Dean tornò verso di loro battendo le nocche sul cofano dell'Impala. «Ehi, filosofi! La strada è pulita. Ehi, ex Smilzo, la tua cabina blu non è esplosa, quindi direi che il lavoro qui è finito.»

Il Dottore guardò Dean, poi Sam, e fece un piccolo cenno d'intesa con la testa. Un gesto silenzioso che racchiudeva tutto il rispetto guadagnato sul campo tra guerrieri feriti.

«Andate, Winchester», disse il Dottore, camminando a ritroso verso la porta del TARDIS. «Avete una strada lunga davanti. E a quanto pare... io ho un futuro in cui dovrò imparare a portarmi dietro un papillon senza sembrare ridicolo.»

«Non ci contare troppo!», gli gridò Dean con un ghigno mentre saliva al posto di guida.

Il fischio ritmico e sommesso del TARDIS ricominciò a risuonare nella notte, finché la cabina blu si dissolse del tutto nell'aria, lasciando solo il profumo della pioggia.

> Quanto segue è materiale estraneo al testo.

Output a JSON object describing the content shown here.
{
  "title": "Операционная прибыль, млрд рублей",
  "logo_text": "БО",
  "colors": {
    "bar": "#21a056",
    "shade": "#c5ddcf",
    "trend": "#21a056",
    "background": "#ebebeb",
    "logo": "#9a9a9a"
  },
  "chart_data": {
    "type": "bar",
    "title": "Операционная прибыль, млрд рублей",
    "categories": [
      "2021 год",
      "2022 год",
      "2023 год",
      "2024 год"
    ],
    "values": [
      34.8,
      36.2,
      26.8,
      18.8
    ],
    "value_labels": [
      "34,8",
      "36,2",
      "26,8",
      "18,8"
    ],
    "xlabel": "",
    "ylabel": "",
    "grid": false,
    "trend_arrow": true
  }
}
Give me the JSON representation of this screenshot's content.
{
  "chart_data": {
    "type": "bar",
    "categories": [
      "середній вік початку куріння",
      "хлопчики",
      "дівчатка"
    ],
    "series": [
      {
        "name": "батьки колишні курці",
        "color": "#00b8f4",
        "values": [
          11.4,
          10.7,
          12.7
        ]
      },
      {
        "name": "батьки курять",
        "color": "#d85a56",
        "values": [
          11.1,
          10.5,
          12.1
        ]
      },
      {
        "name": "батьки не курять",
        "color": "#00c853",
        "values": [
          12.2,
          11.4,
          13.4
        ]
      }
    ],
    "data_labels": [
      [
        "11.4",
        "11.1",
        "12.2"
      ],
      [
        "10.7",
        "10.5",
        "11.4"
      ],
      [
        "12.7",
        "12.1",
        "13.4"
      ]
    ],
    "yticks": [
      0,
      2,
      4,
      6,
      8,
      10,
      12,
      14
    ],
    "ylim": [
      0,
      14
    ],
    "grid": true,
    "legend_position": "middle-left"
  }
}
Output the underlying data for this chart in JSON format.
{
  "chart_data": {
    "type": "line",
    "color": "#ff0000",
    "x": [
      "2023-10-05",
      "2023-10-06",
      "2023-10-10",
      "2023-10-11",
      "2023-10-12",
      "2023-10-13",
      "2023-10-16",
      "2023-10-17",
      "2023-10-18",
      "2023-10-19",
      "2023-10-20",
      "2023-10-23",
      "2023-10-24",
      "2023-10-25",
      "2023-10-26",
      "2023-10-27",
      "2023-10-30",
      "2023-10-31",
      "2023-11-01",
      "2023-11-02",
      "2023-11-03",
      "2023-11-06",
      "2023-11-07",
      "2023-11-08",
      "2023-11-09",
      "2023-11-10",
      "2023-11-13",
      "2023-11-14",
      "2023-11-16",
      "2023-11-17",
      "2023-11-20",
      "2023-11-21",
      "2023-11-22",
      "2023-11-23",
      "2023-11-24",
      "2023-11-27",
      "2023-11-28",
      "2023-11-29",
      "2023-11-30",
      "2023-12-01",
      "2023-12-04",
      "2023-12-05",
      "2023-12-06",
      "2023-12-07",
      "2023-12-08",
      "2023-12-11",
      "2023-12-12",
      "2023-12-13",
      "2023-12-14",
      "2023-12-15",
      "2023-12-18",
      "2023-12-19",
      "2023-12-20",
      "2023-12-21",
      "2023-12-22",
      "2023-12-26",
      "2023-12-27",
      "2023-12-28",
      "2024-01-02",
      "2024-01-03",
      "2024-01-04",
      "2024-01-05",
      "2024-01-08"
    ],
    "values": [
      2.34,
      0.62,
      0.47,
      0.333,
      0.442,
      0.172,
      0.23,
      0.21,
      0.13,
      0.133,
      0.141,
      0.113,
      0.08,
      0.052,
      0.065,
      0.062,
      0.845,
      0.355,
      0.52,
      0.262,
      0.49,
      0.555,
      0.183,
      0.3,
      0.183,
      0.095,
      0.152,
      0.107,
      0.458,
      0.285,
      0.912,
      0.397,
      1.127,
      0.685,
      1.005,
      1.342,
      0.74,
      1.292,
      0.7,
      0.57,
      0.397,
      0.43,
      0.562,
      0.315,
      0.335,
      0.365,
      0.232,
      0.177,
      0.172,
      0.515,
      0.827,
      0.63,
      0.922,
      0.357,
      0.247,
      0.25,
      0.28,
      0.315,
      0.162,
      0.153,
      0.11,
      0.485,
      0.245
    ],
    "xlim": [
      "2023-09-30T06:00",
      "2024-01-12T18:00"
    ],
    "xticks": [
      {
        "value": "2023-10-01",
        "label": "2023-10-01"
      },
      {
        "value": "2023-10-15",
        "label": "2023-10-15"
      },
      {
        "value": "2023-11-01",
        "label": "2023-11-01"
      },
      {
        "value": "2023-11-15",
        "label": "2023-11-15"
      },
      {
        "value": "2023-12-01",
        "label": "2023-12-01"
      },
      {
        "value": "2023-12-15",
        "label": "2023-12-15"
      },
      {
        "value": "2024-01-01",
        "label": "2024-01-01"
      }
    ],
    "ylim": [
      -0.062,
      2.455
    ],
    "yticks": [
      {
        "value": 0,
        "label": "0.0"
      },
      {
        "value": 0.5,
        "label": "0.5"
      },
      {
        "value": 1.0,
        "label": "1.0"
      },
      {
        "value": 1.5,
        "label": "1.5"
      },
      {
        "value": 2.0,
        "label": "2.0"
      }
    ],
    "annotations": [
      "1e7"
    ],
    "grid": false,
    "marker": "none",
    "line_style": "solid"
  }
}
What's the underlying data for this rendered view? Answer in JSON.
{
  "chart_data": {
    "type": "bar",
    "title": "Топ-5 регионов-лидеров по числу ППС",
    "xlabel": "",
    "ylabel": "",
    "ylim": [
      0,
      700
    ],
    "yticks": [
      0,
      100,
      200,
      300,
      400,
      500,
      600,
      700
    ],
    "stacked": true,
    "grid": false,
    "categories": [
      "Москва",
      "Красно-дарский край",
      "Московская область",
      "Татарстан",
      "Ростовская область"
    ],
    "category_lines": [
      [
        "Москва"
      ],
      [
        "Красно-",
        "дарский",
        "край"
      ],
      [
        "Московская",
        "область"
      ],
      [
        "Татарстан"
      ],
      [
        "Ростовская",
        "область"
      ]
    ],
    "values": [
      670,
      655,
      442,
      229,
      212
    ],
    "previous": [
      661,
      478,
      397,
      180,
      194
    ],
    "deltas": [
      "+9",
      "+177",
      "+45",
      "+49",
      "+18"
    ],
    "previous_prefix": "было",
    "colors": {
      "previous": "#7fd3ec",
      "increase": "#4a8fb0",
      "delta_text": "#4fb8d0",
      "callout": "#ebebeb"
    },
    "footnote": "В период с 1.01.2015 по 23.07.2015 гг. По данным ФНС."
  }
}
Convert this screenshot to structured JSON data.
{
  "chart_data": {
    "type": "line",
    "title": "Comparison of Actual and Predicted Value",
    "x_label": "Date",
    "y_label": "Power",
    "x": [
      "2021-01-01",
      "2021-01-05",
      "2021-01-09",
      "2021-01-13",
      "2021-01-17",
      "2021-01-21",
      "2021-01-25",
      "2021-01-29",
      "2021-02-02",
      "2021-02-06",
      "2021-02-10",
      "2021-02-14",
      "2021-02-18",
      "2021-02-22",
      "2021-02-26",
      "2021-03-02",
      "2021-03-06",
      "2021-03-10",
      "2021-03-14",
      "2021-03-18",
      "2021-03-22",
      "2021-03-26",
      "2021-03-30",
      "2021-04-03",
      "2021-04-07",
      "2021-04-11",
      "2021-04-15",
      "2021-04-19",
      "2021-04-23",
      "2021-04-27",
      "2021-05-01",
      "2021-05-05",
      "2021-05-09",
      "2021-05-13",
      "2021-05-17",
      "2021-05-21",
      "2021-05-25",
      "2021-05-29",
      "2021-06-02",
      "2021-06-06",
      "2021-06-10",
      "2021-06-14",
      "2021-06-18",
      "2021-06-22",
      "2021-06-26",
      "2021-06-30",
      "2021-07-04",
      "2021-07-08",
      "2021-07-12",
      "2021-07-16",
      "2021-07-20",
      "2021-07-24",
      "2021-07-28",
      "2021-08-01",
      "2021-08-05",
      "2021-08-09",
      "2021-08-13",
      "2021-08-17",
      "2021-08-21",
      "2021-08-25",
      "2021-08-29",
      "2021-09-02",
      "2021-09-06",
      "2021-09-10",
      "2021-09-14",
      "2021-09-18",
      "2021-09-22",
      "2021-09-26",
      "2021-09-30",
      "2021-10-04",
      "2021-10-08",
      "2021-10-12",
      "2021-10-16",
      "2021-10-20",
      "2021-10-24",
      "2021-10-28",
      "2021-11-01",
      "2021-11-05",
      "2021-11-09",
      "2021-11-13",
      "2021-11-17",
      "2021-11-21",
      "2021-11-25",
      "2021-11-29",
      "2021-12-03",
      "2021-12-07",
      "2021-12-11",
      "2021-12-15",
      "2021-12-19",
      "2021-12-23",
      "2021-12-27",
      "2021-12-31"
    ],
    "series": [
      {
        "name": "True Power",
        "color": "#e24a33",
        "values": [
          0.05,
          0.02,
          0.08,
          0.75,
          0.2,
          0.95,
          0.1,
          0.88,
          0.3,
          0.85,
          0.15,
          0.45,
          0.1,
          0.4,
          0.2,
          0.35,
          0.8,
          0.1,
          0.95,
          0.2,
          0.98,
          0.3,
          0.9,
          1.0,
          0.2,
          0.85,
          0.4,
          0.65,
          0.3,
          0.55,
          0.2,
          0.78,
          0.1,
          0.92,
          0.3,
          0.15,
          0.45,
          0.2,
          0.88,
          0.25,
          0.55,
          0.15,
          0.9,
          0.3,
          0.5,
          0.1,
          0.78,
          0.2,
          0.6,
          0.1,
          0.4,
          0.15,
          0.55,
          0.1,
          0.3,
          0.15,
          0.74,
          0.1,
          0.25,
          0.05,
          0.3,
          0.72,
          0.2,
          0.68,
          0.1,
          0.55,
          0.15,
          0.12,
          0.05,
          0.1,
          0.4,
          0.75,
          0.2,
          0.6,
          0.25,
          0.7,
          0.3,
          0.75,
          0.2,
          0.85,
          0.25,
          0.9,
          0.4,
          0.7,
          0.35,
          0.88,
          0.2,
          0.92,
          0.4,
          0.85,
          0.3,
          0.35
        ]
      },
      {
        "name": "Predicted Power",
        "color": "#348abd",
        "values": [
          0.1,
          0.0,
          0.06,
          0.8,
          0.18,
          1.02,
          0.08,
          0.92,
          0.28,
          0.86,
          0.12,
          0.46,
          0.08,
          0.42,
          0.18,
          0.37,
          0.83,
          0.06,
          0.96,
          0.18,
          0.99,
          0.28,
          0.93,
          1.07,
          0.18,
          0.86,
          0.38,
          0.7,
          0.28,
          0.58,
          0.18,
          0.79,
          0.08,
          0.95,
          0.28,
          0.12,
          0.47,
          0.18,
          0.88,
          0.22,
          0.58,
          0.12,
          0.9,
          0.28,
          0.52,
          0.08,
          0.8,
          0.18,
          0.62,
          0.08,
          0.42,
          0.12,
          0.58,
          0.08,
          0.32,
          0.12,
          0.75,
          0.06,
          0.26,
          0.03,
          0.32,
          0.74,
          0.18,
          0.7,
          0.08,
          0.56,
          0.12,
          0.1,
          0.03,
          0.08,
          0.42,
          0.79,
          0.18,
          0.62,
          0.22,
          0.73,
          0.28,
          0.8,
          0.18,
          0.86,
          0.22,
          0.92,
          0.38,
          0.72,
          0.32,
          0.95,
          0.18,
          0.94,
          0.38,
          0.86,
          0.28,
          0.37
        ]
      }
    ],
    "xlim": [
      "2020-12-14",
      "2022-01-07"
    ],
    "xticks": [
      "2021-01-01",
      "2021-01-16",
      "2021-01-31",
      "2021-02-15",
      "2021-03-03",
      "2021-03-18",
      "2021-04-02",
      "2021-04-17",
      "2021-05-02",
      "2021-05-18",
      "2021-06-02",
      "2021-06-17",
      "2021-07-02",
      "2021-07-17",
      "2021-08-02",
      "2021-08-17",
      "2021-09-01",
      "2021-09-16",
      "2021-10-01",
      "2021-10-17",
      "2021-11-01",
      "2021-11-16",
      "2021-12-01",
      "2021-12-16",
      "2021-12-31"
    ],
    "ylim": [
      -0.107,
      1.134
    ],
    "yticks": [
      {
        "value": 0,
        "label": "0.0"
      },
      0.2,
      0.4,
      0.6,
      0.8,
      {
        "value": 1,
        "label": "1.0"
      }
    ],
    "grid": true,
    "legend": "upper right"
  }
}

Sam salì sul sedile del passeggero dell'Impala, guardando fuori dal finestrino mentre Dean girava la chiave d'accensione e i fari fendevano il buio della strada per Detroit.

«Allora?», chiese Dean, innestando la marcia. «Che ti ha detto il Rasato?»

Sam sorrise leggermente, poggiano la testa contro il vetro bagnato. «Niente. Solo che, prima o poi... troverà un modo per tornare a casa.»